1. Reduce `update-interval`

This was our first step. It's effective at reducing the likelihood of the issue, but reducing it too much adds a decent amount of load onto Metrictank instances/cassandra. So diminishing returns on this work around.

2. Periodically persist series in the index that haven't been persisted in a while and `lastupdate` is incorrect.

This seems like a reasonable solution since it would reduce the window that lastupdate is out-of-date in the database, but any instances that restart while it's out of date will not pick up changes afterward. Also, instances shutting down without updating lastupdate would not be able to update it later.

3. Add `update-interval` seconds to `lastupdate` on startup.

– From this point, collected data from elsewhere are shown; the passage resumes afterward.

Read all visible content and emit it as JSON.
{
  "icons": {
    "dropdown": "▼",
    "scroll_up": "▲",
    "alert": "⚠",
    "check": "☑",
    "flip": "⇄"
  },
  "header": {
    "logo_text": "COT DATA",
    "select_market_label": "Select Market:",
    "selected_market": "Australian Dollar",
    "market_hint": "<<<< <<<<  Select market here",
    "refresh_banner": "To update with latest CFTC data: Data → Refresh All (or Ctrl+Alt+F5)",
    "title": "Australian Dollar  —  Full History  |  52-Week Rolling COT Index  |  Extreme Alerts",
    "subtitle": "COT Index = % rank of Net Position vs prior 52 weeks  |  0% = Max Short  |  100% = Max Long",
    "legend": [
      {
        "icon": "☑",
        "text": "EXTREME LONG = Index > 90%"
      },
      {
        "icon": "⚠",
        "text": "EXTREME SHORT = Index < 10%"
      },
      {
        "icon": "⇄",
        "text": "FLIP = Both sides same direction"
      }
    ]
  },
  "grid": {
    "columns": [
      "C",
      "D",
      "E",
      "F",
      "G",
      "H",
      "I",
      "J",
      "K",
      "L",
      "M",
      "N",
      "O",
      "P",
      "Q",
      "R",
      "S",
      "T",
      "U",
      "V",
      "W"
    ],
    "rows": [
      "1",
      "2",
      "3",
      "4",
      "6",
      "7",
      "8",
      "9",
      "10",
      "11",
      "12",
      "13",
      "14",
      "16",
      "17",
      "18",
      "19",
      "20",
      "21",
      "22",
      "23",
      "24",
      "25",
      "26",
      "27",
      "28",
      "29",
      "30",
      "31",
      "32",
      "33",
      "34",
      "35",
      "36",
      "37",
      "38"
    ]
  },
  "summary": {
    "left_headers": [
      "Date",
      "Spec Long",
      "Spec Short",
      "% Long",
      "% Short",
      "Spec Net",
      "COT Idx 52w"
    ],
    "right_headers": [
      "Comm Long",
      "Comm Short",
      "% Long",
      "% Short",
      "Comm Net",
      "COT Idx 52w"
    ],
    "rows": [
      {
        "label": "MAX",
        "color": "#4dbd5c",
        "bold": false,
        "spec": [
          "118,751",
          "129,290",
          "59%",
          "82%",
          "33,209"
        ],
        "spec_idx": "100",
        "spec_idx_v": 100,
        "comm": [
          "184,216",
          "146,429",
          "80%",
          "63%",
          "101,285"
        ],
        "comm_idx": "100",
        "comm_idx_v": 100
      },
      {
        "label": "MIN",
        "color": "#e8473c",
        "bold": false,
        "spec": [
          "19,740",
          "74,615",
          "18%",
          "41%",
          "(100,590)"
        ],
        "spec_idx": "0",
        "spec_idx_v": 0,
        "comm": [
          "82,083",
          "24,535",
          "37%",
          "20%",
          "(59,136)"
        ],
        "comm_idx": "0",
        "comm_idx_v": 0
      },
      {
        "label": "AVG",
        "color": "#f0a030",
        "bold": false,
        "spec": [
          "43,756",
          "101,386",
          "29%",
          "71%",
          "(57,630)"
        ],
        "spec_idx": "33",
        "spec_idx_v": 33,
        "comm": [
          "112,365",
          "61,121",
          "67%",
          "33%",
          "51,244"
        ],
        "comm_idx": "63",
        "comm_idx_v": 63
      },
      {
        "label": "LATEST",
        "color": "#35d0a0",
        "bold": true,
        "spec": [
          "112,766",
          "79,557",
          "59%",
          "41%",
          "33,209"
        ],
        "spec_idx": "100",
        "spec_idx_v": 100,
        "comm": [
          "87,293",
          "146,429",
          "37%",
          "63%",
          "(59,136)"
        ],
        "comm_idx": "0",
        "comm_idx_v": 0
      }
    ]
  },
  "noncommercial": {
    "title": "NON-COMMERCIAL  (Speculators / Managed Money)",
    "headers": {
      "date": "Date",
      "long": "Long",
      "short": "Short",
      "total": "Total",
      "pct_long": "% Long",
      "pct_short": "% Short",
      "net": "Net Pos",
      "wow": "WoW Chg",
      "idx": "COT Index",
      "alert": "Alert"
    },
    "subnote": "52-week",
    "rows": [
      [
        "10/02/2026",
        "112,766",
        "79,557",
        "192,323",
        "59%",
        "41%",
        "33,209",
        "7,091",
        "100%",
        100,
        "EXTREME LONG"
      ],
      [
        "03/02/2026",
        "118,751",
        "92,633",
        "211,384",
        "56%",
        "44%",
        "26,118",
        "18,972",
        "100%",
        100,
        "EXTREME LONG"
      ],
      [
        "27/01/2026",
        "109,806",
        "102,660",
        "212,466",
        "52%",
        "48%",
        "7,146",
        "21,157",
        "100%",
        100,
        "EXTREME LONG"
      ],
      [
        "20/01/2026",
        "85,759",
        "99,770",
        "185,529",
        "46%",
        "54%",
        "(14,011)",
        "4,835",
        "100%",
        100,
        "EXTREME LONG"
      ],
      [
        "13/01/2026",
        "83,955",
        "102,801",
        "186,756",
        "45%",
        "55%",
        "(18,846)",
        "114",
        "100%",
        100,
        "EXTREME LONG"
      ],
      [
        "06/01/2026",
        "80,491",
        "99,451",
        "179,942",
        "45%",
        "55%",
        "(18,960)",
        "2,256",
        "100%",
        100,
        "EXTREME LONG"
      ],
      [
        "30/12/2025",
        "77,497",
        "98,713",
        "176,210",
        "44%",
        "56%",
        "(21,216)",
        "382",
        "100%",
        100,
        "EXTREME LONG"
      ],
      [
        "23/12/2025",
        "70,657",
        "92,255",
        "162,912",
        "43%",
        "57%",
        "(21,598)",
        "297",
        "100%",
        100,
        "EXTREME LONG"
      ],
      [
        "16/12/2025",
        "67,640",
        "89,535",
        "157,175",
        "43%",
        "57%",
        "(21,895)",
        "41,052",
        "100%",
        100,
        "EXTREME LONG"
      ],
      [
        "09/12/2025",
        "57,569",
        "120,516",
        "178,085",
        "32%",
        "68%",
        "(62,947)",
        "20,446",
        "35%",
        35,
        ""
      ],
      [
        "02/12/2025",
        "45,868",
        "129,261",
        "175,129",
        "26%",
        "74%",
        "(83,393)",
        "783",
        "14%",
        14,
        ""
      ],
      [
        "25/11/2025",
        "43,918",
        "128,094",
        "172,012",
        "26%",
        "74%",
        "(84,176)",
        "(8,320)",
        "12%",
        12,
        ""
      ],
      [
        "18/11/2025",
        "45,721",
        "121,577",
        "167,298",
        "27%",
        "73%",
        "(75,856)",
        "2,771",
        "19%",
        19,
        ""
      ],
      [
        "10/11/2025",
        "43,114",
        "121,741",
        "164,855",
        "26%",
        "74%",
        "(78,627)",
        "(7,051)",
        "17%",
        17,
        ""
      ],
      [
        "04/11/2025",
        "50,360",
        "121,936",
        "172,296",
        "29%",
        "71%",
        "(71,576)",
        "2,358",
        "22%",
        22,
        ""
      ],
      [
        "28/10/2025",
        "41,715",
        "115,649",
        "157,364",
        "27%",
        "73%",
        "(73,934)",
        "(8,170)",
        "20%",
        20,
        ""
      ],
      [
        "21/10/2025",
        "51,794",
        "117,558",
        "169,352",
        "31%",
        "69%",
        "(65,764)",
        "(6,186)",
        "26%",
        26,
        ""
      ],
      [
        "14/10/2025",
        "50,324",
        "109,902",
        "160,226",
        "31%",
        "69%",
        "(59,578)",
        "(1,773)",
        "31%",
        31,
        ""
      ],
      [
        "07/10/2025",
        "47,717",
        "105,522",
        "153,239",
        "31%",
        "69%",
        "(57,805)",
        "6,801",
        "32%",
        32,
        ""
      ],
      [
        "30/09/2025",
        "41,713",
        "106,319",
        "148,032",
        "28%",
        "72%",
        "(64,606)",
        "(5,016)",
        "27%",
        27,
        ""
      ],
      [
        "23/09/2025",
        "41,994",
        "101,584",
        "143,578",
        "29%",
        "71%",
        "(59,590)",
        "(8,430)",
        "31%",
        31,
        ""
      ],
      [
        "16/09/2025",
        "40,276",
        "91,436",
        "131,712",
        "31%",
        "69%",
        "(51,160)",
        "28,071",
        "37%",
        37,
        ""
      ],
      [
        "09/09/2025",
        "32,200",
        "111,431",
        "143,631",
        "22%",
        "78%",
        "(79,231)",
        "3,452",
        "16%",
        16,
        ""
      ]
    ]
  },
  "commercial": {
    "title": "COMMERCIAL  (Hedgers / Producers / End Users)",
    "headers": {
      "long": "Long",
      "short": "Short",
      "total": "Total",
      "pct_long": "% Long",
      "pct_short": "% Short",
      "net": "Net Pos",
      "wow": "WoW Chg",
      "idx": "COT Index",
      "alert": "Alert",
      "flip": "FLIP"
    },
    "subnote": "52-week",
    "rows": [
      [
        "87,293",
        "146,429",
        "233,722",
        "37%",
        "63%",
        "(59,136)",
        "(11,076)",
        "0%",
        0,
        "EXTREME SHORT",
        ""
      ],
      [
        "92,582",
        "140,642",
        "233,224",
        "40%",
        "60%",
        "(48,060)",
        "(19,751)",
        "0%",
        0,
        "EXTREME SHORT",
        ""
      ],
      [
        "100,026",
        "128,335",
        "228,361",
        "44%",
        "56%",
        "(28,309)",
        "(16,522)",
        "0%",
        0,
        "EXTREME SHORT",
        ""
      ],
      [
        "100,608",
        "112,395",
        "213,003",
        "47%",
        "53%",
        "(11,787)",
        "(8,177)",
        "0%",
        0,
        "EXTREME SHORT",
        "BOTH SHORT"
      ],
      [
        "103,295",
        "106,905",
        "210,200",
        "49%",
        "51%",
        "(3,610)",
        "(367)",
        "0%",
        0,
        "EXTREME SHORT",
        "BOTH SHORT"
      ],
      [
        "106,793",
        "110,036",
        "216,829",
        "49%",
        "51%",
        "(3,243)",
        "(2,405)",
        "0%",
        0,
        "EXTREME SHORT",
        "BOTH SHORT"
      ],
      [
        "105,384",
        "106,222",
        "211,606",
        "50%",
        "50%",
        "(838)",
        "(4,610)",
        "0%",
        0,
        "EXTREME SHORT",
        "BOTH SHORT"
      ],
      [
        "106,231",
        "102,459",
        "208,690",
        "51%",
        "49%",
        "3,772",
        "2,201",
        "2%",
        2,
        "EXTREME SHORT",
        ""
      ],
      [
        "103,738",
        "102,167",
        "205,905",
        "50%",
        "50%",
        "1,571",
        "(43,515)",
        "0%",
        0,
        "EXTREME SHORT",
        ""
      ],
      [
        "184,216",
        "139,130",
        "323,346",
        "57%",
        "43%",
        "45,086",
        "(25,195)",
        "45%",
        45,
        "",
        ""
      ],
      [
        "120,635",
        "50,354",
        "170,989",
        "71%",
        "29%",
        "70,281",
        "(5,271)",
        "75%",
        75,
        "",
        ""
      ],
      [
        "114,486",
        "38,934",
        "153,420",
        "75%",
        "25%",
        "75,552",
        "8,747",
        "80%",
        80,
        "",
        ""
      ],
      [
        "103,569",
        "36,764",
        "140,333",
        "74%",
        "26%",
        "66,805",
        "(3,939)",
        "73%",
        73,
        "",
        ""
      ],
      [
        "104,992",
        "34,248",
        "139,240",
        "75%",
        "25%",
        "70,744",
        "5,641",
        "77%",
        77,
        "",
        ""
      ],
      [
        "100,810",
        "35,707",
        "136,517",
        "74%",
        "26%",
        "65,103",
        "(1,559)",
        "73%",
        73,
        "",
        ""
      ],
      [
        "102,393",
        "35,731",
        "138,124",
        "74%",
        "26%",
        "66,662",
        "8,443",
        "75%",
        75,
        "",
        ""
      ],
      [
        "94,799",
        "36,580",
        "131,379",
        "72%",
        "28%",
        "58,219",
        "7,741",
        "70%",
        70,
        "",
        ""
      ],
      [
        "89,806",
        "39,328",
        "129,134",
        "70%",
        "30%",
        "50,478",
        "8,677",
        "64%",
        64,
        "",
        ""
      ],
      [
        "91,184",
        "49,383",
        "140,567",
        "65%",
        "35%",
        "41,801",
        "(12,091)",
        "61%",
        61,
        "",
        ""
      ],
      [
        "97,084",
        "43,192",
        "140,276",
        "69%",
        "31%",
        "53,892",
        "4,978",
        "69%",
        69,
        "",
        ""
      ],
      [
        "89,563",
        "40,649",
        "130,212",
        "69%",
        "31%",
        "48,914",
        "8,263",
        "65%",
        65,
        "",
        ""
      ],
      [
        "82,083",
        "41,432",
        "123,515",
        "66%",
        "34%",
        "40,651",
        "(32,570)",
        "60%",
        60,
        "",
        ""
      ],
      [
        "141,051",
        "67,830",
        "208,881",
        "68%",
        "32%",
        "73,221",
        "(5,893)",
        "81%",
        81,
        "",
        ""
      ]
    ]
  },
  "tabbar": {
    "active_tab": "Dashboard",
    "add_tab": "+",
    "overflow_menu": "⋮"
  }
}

This solution seems the most sound to me. If update interval is 60 minutes, add up to 3600 seconds to the lastupdate we get from the database (not going beyond the current time) to err on the side of including series that might not have data rather than excluding series that might have data.

Helpful Information
Metrictank Version: latest
Golang Version: 1.12
OS: RHEL

The text was updated successfully, but these errors were encountered:

Dieterbe · 2021-05-18T11:52:11Z

I thought this exact issue has come up before, but I couldn't find an issue or PR.
Could only find some related issues (e.g. #550, #1532)

sidenote: somewhat confusingly, LastSave is the property that governs writes to the persistent index (subject to "update-interval"), and it causes the full metricdef to be written, but yeah i can see how this would be a problem for the lastUpdate field specifically.

Option 3 seems like the "obviously correct" solution to me. In fact, it essentially "extends" the exact same solution of #1532, taking the "extra allowance" used at query time and enabling it at index loading time. actually for the former fix to function correctly, it requires the latter fix (shortly after startup, anyway)
I'm not too worried about this causing a lot more index entries to be loaded, as the update-interval is typically a low value (couple of hours), much shorter to the the pruning durations used in index-rules.conf

So yes, let's do number 3. should be a very easy fix I think.

shanson7 · 2021-05-18T12:15:38Z

actually for the former fix to function correctly, it requires the latter fix (shortly after startup, anyway)

Not sure I understand this bit. It seems to me that Option 3 would obviate the need for #1532 (and would support the large number of Find style operations that have been added since). So implementing Option 3 would likely mean undoing the change in #1532.

Dieterbe · 2021-05-18T19:27:57Z

#1532 makes sure that e.g. a metric with lastUpdate=x-3600 is included in the response to a query from: x to: y, if update-interval is 2*3600 (because if the MT instance started after the last point was sent for a metric, the metric may have been updated after x-3600 but the lastUpdate would not have been saved to the persistent index. If the MT instance is not "fresh" and the metric is still alive, iow if it has ingested points for the metric with newer timestamp values, than the lastUpdate field in the memory index is perfectly accurate, and the #1532 tweak is needlessly "eager".

I think I understand now what you meant with option 3. The above assumes that the lastUpdate field is retained from cassandra/bigtable when loading into memory. But you're suggesting to increment the live, in memory lastUpdate property by update-interval. I think this will work indeed, and involves undoing #1532

The main concern I have is whether there's an edge case where repeated restart cycles will cause the lastUpdate to keep increasing. That would require updating the "adjusted lastUpdate" to the persistent index, but i have gone through the AddOrUpdate code and it seems this wouldn't happen precisely because we always wait update-interval before saving any update.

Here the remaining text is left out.